I governi sono affamati di denaro, quindi guardano con cupidigia alle tasche dei cittadini. Bella novità, si dirà. Qualche cosa di diverso c’è: la crisi ha accresciuto i debiti degli Stati, creando l’urgenza di rimpinguare la cassa, al tempo stesso, però, aumentare le tasse è divenuta una bestemmia, anche perché già altissime, quindi si cercano strade alternative. E’ in quelle nuove contrade che s’incontrano i conti svizzeri e gli scudi fiscali, con il singolare ed istruttivo caso degli Agnelli (e non solo).
La Svizzera non è un paradiso fiscale, lì le tasse si pagano ed anche le banche sono molto costose. La Svizzera è un paradiso della riservatezza, che funziona diramandosi nei paradisi fiscali. Per intenderci: il cliente apre la sua posizione presso gli svizzeri, che per suo conto, e tramite le loro banche, investono utilizzando la bandiera degli statarelli che fanno pagare poche tasse. Gli svizzeri vendono segretezza, naturalmente indispensabile per evadere il fisco nei Paesi in cui i clienti hanno la cittadinanza. Per questo la moglie di Gianni Agnelli ci tiene a restare svizzera, anche se la casa, i domestici ed i cani se ne stanno in Italia, disvelando la possibile simulazione. Lo stesso Carlo De Benedetti, in precedenza beccato alla frontiera elvetica e multato per non aver dichiarato dei beni, dice di avere preso la cittadinanza in quell’ordinato e stabile Paese per la gratitudine che lo lega a chi diede rifugio alla sua famiglia, durante le persecuzioni razziali. Una gratitudine, evidentemente, maturata nel tempo e nella pensosa riflessione. Quel paradiso, però, non è stato violato da Obama, il cui governo si è fatto consegnare una lista di presunti evasori statunitensi, bensì da Bush, quando, dopo l’11 settembre 2001, fece capire che una cosa è la necessità di mettere i capitali dove restino liberi e profittevoli, oltre che riservati, altra è il favorire i traffici di quelli che avevano appena finito di abbattere le torri gemelle. Allora, perché se ne parla tanto oggi? Per la ragione detta all’inizio, quindi chiudo la digressione e torno al fisco.

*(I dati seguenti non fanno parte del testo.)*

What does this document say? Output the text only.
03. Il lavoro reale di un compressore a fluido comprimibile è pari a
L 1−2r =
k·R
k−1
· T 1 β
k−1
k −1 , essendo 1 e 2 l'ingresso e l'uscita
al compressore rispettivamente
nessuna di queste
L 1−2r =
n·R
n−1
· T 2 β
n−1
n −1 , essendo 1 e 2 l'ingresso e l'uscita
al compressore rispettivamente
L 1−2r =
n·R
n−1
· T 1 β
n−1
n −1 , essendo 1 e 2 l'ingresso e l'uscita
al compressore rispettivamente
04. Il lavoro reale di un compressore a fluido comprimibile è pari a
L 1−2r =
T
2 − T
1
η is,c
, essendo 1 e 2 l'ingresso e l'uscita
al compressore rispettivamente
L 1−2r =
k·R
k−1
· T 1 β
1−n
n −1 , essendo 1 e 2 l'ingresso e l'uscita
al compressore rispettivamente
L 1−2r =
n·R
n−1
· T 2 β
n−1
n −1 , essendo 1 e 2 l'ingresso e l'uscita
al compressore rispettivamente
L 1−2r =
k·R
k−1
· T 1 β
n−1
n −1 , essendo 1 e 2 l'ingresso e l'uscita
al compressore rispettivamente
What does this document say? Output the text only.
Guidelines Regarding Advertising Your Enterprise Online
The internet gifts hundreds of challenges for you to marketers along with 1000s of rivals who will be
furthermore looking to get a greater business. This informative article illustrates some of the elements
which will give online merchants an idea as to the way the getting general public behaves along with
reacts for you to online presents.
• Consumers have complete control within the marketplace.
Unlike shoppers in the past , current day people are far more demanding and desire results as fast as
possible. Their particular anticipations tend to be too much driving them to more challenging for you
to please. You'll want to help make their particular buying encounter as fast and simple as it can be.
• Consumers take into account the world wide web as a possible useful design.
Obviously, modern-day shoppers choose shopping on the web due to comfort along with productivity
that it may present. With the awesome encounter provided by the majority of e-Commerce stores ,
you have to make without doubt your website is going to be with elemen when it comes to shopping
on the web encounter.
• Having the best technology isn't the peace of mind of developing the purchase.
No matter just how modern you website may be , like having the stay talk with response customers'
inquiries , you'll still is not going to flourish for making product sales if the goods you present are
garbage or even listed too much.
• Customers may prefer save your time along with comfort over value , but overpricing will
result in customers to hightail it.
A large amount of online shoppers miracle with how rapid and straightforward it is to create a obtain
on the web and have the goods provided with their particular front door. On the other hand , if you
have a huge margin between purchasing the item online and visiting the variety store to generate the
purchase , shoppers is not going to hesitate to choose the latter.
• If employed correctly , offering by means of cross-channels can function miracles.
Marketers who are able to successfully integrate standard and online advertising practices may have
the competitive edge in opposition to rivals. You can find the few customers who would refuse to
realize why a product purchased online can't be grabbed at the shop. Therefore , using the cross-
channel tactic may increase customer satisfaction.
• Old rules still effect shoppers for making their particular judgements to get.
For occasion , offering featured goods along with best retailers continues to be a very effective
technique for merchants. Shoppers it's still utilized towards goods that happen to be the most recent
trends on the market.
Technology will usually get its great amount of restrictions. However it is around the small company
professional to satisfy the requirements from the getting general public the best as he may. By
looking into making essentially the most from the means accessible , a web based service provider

Se uno dei cittadini americani, che la banca svizzera Ubs ha venduto al governo statunitense, impianta una causa succede il finimondo. Lo stesso governo svizzero, uscendo di corsa dal capitare di Ubs, dice che si è trattato di un’eccezione. Lo sanno gli svizzeri e lo sanno gli americani, ma ai primi serve il non essere messi al bando, ed ai secondi invogliare gli altri evasori a precipitarsi dal fisco. Della serie: vabbene, pago e piantiamola lì. Noi italiani lo abbiamo già fatto, con successo e fungendo da esempio, ed ora ci riproviamo, con un novello scudo. Anche da noi, del resto, fioriscono le liste degli evasori. Tanto che ci si potrebbe domandare: ma se è così facile scoprirli, perché non gli fate scucire il dovuto, senza condonargli un tallero? Perché non è facile affatto, dato che, ogni anno, a fronte dell’evasione scoperta, solo il 5% realmente paga qualche cosa. Quindi, meglio mettere paura, attendere i terrorizzati che si tengono le braghe e accogliere l’obolo in cambio del non disinteressato perdono.
Il guaio, davvero grosso, è che, a forza di procedere in questo modo, i contribuenti onesti s’arrabbiano e quelli disonesti aumentano. Torniamo agli Agnelli, che sono esemplari (in negativo). Il gran signore di Torino piaceva tantissimo a quanti lo scimmiottavano, specie a sinistra, ma ci è costato un occhio della testa. Per gli aiuti alla Fiat, certo, ma anche per la sua politica. Esempio: il punto unico di contingenza, che mise il turbo alla scala mobile ed all’inflazione. Lo firmò da presidente di Confindustria, con un raggiante Luciano Lama, sindacalista Cigl che, successivamente, si mostrò più ragionevole del padrone generoso, ma con i soldi degli altri. Ebbene, ora apprendiamo, non dai pettegolezzi, ma dagli eredi, che all’estero s’è accumulato un patrimonio immenso, incompatibile, per la dimensione, con qualche falsa fatturazione. Quella è roba strutturale, organizzata da chi gestiva una società quotata in Borsa, finanziata con i soldi di tutti. In che letto dormivano, le autorità di controllo? Un tale, pessimo, esempio non induce a pagare con gioia le tasse, come pretendeva Tommaso Padoa Schioppa, indimenticabile ministro dell’ultimo Prodi, tanto più che l’uomo con la cravatta sul maglione, l’orologio sul polsino, e non so che altro fuori posto, dava abbondanti lezioni di morale.
Sicché, seguendone le orme, in Italia chi può evade. E lo dimostrano, inequivocabilmente, i dati del fisco, secondo i quali siamo tutti dei morti di fame. Quelli che guadagnano un po’ di più (non essendo affatto nababbi) stanno sotto lo zero virgola. Sfuggono solo pensionati e lavoratori dipendenti, che si rifanno con i secondi lavori. Attenti, adesso, al paradosso finale, che poi è il vero problema politico: non potendo alzare le tasse si procede con trucchi vari, contrastando l’evasione, ma si finisce con l’aumentare la pressione fiscale complessiva nel momento in cui diminuisce il gettito. Detto in parole diverse: il crollo del prodotto interno fa scendere anche i quattrini che versiamo al fisco, ma, al tempo stesso, aumenta la quantità percentuale di ricchezza che gli italiani versano nelle casse dello Stato. Pur al netto di una maggioranza che le tasse avrebbe dovuto diminuirle, si tratta di un paradosso gravido di conseguenze politiche e sociali. Si dovrà farci i conti, senza sperare che parole mielose leniscano i dolori di chi s’è visto mettere in tasca mani vogliose.